JWT comes in → verify/decode → extract user id → query DB → respond

And it wasn't a one-time thing. It happened on every request that required authentication.

That's when I paused and asked myself: can this be faster? Instead of going to the database every time and searching through thousands of users, can I keep the frequently needed data somewhere quicker?

My First (Bad) Instinct

Coming from a frontend background, my first instinct was almost funny in hindsight: "What if I store the user in localStorage?"

Then it clicked — there's no localStorage on a server. That's a browser feature, not something your backend can rely on.

Discovering In-Memory Caching

While exploring better options, I came across Redis and the idea of in-memory caching. The promise was simple: keep hot data in RAM, fetch it in microseconds, and avoid unnecessary database queries.

I dug into the docs and implemented it step by step. Here's the updated flow:

JWT comes in → verify/decode → extract user id → check Redis first
    ↓ (cache hit)                ↓ (cache miss)
return cached user        query DB → store in Redis with TTL → return user

On login (and on subsequent authenticated requests), after verifying and decoding the JWT, I'd take the user id and check Redis first. If Redis had the user (or the minimal data I needed), I could skip the database call entirely. If Redis didn't have it, only then I'd query the main database — and immediately store the result in Redis with a TTL, so future requests could be served faster.

The Difference It Made

After doing this, the difference was clear.
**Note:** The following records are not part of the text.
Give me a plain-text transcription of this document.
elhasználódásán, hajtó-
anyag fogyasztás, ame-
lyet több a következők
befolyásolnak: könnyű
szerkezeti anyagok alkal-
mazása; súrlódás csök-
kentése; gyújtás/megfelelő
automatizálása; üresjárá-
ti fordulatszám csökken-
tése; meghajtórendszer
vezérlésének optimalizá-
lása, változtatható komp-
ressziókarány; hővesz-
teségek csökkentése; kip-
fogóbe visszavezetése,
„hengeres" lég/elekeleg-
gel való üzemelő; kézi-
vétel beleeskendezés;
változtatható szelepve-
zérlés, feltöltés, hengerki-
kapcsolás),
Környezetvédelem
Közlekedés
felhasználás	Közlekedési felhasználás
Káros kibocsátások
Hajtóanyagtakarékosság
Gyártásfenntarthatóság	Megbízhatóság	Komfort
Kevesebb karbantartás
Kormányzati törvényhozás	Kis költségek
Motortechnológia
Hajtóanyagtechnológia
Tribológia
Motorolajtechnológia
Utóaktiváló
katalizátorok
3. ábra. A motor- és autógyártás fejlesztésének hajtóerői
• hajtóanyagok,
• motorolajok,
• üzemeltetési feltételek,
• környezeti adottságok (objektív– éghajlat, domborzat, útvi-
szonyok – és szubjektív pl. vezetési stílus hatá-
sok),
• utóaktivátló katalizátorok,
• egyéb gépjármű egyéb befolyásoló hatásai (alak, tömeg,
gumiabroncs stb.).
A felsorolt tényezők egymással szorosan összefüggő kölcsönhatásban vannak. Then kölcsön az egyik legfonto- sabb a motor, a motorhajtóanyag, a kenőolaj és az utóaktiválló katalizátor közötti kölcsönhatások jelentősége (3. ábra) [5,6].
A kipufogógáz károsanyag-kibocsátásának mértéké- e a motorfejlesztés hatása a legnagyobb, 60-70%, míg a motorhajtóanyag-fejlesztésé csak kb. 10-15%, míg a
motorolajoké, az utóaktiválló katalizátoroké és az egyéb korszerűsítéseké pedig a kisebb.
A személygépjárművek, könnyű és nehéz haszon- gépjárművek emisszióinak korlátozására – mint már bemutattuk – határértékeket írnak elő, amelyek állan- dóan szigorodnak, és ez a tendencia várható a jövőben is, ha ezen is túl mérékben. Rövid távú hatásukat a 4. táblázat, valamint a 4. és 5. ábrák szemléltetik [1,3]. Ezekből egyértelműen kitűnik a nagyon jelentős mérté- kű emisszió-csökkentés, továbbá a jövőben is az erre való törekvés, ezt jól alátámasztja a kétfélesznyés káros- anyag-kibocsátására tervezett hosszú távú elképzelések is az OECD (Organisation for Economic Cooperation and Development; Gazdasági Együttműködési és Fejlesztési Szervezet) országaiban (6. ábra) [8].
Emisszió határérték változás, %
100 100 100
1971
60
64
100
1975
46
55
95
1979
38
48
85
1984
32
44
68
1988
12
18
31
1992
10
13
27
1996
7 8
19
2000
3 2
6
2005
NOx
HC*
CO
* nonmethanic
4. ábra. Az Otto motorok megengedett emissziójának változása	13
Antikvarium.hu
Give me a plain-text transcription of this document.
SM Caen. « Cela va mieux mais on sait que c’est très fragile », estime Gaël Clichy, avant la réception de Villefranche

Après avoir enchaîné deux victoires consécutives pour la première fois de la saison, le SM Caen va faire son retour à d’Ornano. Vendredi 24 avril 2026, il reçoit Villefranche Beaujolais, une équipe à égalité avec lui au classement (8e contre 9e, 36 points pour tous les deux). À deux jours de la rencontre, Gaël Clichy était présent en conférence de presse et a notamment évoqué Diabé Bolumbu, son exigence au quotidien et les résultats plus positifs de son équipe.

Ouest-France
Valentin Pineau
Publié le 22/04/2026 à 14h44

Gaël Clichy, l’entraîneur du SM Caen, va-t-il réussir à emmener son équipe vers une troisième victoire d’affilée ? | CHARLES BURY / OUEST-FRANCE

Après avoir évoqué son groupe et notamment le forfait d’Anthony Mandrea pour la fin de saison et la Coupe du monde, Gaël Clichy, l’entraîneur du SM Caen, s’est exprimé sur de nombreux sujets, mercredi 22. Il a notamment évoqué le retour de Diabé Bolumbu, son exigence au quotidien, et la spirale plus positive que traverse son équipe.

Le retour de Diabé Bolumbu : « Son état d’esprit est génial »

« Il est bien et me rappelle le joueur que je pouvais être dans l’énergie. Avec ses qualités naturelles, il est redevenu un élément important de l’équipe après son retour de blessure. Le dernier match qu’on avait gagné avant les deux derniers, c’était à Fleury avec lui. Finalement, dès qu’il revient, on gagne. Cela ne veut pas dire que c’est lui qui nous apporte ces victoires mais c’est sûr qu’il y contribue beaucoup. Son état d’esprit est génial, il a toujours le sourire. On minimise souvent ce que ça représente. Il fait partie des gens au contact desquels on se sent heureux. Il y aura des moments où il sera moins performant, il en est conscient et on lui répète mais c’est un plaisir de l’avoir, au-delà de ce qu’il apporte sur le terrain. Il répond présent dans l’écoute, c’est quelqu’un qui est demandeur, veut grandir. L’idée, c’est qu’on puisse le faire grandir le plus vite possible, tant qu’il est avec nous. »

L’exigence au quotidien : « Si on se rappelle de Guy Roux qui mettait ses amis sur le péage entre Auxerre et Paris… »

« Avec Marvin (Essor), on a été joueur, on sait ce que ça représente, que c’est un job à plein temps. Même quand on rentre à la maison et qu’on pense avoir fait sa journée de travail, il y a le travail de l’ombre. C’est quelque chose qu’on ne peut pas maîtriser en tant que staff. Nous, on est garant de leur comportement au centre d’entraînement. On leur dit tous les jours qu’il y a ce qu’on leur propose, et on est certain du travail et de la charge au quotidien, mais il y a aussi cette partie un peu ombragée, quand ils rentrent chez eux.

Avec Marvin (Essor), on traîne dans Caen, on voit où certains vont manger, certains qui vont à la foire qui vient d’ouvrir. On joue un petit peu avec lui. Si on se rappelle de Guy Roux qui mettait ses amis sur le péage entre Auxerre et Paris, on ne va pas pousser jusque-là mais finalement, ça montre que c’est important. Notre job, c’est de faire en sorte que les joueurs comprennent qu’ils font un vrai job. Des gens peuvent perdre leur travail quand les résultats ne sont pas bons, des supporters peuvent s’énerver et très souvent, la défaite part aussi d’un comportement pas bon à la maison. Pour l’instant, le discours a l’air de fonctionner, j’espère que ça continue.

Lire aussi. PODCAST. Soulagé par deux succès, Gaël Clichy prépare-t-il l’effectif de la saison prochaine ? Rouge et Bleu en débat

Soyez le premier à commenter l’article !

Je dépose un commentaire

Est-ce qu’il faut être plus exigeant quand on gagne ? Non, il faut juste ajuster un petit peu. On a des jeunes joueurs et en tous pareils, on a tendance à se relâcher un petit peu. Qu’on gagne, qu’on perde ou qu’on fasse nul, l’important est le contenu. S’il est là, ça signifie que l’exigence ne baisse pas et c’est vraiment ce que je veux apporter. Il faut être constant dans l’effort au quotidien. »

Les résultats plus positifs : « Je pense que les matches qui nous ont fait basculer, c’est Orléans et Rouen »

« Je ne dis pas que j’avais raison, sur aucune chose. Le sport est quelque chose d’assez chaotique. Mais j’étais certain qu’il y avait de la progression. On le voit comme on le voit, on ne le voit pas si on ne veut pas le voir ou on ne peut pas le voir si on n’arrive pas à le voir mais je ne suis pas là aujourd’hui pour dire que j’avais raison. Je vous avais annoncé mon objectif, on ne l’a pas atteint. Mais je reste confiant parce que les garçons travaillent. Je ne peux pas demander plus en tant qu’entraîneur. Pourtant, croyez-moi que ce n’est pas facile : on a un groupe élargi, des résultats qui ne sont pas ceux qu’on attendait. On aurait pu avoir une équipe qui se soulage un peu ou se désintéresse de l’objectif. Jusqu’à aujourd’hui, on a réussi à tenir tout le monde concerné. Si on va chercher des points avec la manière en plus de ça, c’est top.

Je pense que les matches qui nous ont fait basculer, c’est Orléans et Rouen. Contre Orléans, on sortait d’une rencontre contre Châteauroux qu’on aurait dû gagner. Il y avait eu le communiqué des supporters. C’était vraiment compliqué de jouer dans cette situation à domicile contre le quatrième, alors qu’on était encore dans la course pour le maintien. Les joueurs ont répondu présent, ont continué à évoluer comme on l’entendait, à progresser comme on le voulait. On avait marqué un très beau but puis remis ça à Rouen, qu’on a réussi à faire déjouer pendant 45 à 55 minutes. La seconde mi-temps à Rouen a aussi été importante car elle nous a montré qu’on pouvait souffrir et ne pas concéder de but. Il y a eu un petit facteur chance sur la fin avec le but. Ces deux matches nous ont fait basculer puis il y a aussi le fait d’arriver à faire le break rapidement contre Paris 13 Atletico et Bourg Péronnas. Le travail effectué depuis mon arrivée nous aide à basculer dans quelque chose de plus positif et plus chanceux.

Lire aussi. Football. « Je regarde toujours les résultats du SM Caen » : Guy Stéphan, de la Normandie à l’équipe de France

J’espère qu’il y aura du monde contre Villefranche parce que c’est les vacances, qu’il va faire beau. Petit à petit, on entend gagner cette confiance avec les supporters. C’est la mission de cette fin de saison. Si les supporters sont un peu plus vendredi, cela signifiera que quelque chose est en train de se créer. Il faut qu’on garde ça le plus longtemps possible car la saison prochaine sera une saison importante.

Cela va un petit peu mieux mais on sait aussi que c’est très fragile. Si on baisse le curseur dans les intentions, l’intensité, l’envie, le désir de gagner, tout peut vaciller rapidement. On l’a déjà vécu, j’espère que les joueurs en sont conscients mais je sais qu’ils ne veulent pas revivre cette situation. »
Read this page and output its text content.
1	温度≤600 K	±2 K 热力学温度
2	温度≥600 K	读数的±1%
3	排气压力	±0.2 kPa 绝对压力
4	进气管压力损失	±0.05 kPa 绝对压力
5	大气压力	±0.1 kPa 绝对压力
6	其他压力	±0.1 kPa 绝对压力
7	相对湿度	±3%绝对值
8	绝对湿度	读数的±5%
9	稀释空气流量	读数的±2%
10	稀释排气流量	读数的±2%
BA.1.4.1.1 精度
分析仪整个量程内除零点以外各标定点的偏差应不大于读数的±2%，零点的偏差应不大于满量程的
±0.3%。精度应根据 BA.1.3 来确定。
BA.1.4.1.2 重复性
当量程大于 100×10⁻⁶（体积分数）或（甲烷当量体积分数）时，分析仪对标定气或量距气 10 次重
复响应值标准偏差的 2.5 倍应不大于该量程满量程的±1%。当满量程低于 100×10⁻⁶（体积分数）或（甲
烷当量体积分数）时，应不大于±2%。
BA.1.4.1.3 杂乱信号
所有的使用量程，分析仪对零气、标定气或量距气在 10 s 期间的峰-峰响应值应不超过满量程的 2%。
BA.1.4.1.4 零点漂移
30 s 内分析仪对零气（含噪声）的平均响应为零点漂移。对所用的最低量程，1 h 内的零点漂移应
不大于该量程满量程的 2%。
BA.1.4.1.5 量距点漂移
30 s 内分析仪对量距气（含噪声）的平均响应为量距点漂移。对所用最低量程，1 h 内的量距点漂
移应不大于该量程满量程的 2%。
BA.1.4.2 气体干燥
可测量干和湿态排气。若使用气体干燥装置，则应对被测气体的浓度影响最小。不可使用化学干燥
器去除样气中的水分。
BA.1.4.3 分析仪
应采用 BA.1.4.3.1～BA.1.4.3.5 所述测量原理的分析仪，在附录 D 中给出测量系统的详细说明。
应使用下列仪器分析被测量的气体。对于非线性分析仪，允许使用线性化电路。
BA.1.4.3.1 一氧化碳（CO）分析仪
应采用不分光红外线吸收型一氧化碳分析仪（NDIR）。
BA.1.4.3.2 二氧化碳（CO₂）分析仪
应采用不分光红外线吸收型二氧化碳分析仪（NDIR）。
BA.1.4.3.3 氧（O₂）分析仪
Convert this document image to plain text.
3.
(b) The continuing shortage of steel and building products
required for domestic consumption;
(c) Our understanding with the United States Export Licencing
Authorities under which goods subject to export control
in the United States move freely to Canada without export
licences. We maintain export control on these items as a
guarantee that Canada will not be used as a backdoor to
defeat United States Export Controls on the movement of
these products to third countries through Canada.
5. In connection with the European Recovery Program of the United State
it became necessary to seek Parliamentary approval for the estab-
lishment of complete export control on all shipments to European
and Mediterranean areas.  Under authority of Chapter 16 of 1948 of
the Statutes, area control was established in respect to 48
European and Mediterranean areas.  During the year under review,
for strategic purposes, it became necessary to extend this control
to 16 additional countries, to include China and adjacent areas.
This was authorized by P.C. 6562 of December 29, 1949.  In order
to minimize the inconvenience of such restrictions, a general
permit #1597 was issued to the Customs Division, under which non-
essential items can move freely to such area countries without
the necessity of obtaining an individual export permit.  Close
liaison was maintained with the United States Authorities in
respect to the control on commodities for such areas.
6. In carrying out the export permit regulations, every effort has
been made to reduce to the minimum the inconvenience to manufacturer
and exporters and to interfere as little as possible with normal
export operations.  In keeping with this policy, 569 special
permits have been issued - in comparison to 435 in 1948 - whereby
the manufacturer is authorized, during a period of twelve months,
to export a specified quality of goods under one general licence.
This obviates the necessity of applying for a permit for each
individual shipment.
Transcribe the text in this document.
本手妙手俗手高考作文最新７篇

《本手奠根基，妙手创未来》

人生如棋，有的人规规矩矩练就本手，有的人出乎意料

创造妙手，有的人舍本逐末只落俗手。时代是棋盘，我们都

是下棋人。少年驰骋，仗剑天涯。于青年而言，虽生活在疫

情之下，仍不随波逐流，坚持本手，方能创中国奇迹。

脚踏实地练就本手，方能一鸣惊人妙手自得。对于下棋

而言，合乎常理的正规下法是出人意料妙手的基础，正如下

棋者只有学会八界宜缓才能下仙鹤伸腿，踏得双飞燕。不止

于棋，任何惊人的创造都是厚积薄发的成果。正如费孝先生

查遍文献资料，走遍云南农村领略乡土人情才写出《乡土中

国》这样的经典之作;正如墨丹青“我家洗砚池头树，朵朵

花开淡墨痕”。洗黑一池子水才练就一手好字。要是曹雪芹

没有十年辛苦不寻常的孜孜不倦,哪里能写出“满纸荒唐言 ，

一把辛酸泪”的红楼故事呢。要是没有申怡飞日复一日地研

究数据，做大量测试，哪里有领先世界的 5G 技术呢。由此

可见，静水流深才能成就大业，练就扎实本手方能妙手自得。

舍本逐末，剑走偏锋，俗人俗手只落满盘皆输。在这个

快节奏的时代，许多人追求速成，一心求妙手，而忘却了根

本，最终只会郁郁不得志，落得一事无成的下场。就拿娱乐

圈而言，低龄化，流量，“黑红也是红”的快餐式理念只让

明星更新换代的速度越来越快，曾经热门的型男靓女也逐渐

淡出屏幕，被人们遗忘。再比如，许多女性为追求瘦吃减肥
The system stopped hitting the database for the same repeated lookups, and overall latency dropped noticeably — in my case, roughly half for those authenticated paths.

But the bigger lesson wasn't just "Redis is fast."

It was understanding why the bottleneck existed in the first place, and how caching fits into backend thinking: reduce repeated expensive operations, and use the database for what it should do best — not for the same lookups again and again.


If you're building auth flows and haven't thought about caching yet, that repeated DB lookup is a good place to start. It's one of those changes that feels small but compounds across every authenticated request in your system.